Breastfeeding Tips

Breastfeeding help for new parents. If in doubt, please speak to your LMC, midwife, doctor, or Lactation Consultant.

Before Baby Prep

Read one or two good breastfeeding books or breastfeeding videos.

Attend a seminar on breastfeeding, or antental classes which give advice on breastfeeding.

You will need to buy plenty of quality breast pads, hand towels or flannels for spills and squirts, a good breastfeeding bra fitted late in pregnancy, and a breastfeeding pillow.

Nipple cream is also suggested in case of cracked or grazed nipples which can occur in the early days.

Breastfeeding singlets or nursing tops are also a good way to maintain discretion and help to breastfeed discretely.

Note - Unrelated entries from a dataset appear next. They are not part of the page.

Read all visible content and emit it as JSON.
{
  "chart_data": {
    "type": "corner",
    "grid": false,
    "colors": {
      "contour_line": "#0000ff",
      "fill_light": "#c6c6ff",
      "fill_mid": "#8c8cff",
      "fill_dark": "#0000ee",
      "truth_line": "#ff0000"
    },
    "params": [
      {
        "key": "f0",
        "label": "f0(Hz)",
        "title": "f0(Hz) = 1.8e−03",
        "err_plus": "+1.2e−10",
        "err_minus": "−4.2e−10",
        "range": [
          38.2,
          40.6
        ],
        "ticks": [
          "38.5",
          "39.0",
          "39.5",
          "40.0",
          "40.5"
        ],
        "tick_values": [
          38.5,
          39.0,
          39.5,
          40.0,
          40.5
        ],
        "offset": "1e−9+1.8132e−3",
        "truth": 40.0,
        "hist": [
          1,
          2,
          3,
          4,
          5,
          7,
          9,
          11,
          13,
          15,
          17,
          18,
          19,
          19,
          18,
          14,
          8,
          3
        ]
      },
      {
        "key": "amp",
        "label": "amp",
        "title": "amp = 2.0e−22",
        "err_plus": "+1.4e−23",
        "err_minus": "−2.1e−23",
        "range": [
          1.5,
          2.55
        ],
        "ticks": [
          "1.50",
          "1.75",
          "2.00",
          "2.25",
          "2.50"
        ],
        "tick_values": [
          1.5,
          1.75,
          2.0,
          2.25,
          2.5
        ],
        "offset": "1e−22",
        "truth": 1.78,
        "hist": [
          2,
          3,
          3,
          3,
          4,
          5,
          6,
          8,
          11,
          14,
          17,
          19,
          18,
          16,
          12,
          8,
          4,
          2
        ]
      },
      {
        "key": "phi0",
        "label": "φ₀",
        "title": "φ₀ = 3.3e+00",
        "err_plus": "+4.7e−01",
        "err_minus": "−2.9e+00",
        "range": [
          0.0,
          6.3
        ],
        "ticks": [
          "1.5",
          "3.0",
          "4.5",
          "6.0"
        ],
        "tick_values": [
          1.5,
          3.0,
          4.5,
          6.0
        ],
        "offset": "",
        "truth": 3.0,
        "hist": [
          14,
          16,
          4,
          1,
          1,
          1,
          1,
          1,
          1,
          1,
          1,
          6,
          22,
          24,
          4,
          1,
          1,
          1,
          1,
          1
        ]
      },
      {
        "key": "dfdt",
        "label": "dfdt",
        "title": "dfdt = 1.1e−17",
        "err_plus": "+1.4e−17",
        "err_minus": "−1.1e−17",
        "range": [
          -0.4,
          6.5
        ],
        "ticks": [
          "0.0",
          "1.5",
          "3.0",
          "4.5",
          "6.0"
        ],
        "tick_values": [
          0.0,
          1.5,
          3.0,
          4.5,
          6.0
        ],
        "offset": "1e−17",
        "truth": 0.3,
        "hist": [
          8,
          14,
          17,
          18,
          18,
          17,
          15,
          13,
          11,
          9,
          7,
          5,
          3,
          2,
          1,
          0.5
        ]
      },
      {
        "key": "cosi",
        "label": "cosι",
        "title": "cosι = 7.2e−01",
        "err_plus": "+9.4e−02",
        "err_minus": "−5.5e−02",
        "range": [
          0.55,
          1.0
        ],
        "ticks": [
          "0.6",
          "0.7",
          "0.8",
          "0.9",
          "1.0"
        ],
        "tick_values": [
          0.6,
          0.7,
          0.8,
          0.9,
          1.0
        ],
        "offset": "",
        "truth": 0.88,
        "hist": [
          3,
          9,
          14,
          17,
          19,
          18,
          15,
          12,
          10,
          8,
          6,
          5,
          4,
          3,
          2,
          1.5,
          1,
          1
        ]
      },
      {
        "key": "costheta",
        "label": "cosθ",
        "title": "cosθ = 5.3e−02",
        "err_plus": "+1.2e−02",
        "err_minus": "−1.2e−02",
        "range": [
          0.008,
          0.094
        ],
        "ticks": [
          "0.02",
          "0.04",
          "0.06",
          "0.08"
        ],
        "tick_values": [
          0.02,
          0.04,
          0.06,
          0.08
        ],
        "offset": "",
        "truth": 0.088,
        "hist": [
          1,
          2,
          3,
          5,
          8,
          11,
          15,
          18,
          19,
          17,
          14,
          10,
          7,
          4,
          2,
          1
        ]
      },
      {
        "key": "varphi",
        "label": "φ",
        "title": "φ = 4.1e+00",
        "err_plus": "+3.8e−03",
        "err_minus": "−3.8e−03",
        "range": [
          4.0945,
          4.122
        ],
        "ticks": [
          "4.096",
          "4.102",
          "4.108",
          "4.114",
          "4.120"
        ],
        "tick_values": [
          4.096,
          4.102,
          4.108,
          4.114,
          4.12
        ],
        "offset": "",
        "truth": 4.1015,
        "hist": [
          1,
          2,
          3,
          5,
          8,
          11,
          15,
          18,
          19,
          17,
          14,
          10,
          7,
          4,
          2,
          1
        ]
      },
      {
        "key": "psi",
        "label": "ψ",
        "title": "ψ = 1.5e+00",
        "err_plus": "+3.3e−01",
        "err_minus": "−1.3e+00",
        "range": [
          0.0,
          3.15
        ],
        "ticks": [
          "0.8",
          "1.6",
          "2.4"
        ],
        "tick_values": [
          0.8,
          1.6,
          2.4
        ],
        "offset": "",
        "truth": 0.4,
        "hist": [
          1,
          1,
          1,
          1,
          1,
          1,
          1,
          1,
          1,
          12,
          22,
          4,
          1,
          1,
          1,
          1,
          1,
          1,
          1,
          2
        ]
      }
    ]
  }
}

You will need to use a chair that supports you and the baby while you are feeding. The legs of the chair should not be too high off the ground, and the chair arms need to be quite low to allow you to hold the baby and be comfortable while feeding. Your feet should sit flat on the floor while feeding.

Hospital Time

if you have a hospital birth, stay as long as you can! So many mothers wish they had done this, and that they had insisted on a midwife or their own LMC supervising and encouraging them during the early feeds.

Go to the breastfeeding room and watch videos on latching. You will gain a greater understanding of what they are demonstrating now that you have a hungry baby who wants to feed many times a day.

Be realistic in your expectations of yourself and your new baby. Every baby is different.

Focus on getting the latching of your baby right. Nipple damage can happen very quickly. If you feel pain during latching – stop! Gently break baby’s grip on your nipple and carefully disengage the baby. try again until it feels right.

Coming Home

Expect your baby to feed frequently on the breast for many weeks, you are going to be in quite a feeding routine. Keep your baby awake during feeding. Listen for the baby’s feeding sounds – suck suck swallow. Aim for your baby to empty one breast at a feed in the early days, especially if you have a lot of milk.

Feed your baby from one breast, then when they have finished burp and change baby’s nappy. Then offer the second breast. This is the breast that you will offer to baby first for the next feed. Keep track of which breast you are next due to feed from.

Limit visitors while you and your baby get breastfeeding established. Listen to the expert who is guiding you with feeding, and try not to take too much notice of all the advice well-meaning friends are keen to offer you. Their advice is from their own experience of breastfeeding, which is probably quite different to yours, and they may just confuse you.

Have breakfast early in the morning, and make sure you eat plenty of food during the day. Mothers get busy, so make sure you eat and don’t get side tracked. Ensure you drink plenty of water as this helps breastmilk production, drink a glass of water every time you feed baby. Have protein in every meal.

Get help if breastfeeding is not working for you. Your LMC should be able to guide you. If not, phone aPlunket Family Centre to arrange to see a lactation consultant. Phone Plunket Line 0800 933 922. Don’t leave it and wait – the earlier you get help the better the outcome for you and baby.